The United States accused China of currency manipulation last month, saying it intentionally depreciated the renminbi, or yuan, against the US dollar to put US exports in an "unfair" position. While it was the fifth attempt by the US to label China a currency manipulating country, the accusation is untenable and unreasonable. China never manipulates its currency.
The US has three criteria for calling a country with a trade surplus－the value of exports exceeding the cost of imports－a currency manipulator. First, the country's current account surplus over the GDP ratio should be higher than 3 percent for several consecutive years. Second, the country's central bank will have intervened in the foreign exchange market to depreciate its own currency against the US dollar within the previous six months. Third, the country should have a trade surplus of more than $20 billion for many years. A current account surplus is a positive current account balance, indicating a nation is a net lender to the rest of the world.
According to the US Department of Treasury, a country should satisfy all three criteria, rather than one or two, to be called a currency manipulator.
First, China's current account surplus over the GDP has been lower than the cutoff level for decades, with the exception of 2015, when the current account surplus was 3.1 percent.
During all the other years in the 21st century, China's current account surplus ranged between 1.6 and 1.8 percent, which is lower than the 3 percent threshold set by the US Department of Treasury.

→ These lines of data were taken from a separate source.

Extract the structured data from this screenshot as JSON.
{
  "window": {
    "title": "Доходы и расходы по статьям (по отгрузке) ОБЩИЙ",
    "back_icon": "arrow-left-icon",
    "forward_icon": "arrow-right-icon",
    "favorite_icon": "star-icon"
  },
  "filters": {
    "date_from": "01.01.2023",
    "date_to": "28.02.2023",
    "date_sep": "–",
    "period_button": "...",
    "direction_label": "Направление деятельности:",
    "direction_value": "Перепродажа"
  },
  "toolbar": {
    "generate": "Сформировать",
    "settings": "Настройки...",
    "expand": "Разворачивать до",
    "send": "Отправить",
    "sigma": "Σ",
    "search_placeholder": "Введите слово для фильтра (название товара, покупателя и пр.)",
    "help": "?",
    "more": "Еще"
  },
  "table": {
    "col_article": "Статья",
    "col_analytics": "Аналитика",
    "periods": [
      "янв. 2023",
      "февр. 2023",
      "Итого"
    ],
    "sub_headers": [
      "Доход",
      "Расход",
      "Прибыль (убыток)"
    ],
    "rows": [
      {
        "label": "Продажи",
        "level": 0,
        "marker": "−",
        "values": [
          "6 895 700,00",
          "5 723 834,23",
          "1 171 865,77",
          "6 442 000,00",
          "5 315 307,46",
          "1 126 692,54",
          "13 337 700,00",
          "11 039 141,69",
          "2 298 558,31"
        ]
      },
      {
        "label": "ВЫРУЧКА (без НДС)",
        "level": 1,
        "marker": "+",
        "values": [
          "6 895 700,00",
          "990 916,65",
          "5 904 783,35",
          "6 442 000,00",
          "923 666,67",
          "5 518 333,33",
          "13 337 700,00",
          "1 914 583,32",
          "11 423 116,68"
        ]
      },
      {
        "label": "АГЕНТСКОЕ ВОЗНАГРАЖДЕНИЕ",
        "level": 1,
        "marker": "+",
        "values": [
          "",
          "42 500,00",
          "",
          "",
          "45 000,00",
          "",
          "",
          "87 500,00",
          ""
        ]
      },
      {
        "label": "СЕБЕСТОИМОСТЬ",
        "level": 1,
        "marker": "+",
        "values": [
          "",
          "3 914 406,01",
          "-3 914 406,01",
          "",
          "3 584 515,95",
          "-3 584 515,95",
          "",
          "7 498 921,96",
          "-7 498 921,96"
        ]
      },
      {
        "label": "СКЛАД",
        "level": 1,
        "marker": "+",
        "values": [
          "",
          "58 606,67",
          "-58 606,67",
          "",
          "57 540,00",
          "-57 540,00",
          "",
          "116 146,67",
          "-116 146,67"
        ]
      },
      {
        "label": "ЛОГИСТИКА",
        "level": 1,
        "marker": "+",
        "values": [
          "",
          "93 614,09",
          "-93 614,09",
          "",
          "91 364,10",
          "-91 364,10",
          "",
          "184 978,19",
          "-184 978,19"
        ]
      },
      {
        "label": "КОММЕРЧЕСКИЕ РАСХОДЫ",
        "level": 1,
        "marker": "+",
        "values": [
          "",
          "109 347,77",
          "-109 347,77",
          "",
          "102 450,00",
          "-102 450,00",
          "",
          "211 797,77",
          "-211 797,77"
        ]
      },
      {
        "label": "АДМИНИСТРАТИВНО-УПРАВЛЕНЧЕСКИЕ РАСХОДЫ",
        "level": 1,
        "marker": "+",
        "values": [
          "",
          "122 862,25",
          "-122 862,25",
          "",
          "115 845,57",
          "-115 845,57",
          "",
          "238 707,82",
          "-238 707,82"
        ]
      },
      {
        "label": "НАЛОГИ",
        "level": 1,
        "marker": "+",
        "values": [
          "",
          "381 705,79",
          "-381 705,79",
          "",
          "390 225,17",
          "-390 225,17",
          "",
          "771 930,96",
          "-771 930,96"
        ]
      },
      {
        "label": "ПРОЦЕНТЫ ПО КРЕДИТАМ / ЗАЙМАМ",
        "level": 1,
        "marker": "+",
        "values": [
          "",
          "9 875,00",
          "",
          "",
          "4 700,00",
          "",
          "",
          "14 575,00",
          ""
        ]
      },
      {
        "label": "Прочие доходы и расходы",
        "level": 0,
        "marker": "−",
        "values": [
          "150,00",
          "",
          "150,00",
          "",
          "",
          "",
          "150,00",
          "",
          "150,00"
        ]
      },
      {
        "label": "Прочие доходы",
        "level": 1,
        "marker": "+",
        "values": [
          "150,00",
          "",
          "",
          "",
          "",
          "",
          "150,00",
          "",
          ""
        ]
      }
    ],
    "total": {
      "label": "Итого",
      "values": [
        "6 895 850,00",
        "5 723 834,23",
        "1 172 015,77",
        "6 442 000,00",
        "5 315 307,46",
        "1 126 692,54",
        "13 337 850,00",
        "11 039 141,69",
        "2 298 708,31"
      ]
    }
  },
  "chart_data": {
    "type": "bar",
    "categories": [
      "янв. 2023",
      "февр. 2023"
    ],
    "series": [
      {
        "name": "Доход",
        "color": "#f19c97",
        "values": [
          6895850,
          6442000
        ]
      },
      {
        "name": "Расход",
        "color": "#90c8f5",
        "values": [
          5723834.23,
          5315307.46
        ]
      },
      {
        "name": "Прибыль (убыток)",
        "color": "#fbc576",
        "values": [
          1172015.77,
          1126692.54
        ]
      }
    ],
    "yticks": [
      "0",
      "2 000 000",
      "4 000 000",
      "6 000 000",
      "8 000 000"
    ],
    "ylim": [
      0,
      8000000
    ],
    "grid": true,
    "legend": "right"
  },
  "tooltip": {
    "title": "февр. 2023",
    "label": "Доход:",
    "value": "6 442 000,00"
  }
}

Early this year, the US lowered the threshold limit to 2 percent. Still, China's current account surplus has been lower than that.
Second, there is no evidence of China intervening in the foreign exchange market to depreciate the RMB. The RMB exchange rate variations and related policy responses of the People's Bank of China, China's central bank, show that the Chinese government takes actions, if any, to support the RMB's appreciation.
The RMB is not a free convertible currency, in the sense that China's capital account is still not freely convertible. The capital account is the part of the balance of payments that records all transactions between entities in one country with entities in the rest of the world. However, China's current account has been convertible for about two decades.
China has maintained a fixed exchange rate against the US dollar for around a decade. The US dollar had an exchange rate of 8.27 RMB between 1995 and 2005.
China adopted a floating exchange rate mechanism in July 2005. Up to last month, the RMB had appreciated more than 15.5 percent, with an exchange rate of 7 RMB against the US dollar.
Third, only the last criterion applies to China, given that China's total trade surplus has been more than $20 billion for some years.
Major US trading partners such as Canada, Mexico, Germany and Japan also have a trade surplus of more than $20 billion, but they are not labeled currency manipulators.
The US Department of Treasury rightly reiterated in January 2017, October 2018 and May 2019 that China is not a currency manipulator.
It is also worthwhile to discuss whether China has enough incentive to depreciate the RMB to gain competitive advantage for its exports. Those who advocate this view see a fast RMB depreciation during the current US-China trade war.
In June last year, just before the first round of the trade war, the US dollar was convertible to 6.5 RMB. In mid-September last year, when the second round of the trade war was launched, the RMB depreciated more than 5 percent, and the US dollar was convertible to 6.97 RMB.
It is important to stress that the RMB depreciation was not manipulated intentionally by China. Instead, the sharp depreciation in the first half of 2018 was because of the market response. The market did not foresee the US-China trade war and the prevailing uncertainty. As a consequence, the RMB witnessed heavy selling and thus depreciated.
China has no incentive to depreciate the RMB, even though a depreciation could boost its exports in the short run. The reason is simple: RMB depreciation is politically unfavorable to China.
Today, China is working hard to establish its reputation as a responsible, pro-globalization player. If China has any intentions to depreciate its currency against the US dollar, it will trigger intense competition with its friends: countries from Southeast Asia, the most important trading partners in the China-proposed Belt and Road Initiative.
During the 1997 Asian financial crisis, China faced a challenge to its economy far more serious than today, but it did not depreciate its currency.
China will never manipulate its currency, since RMB depreciation simply does not suit its interests, either economically or politically.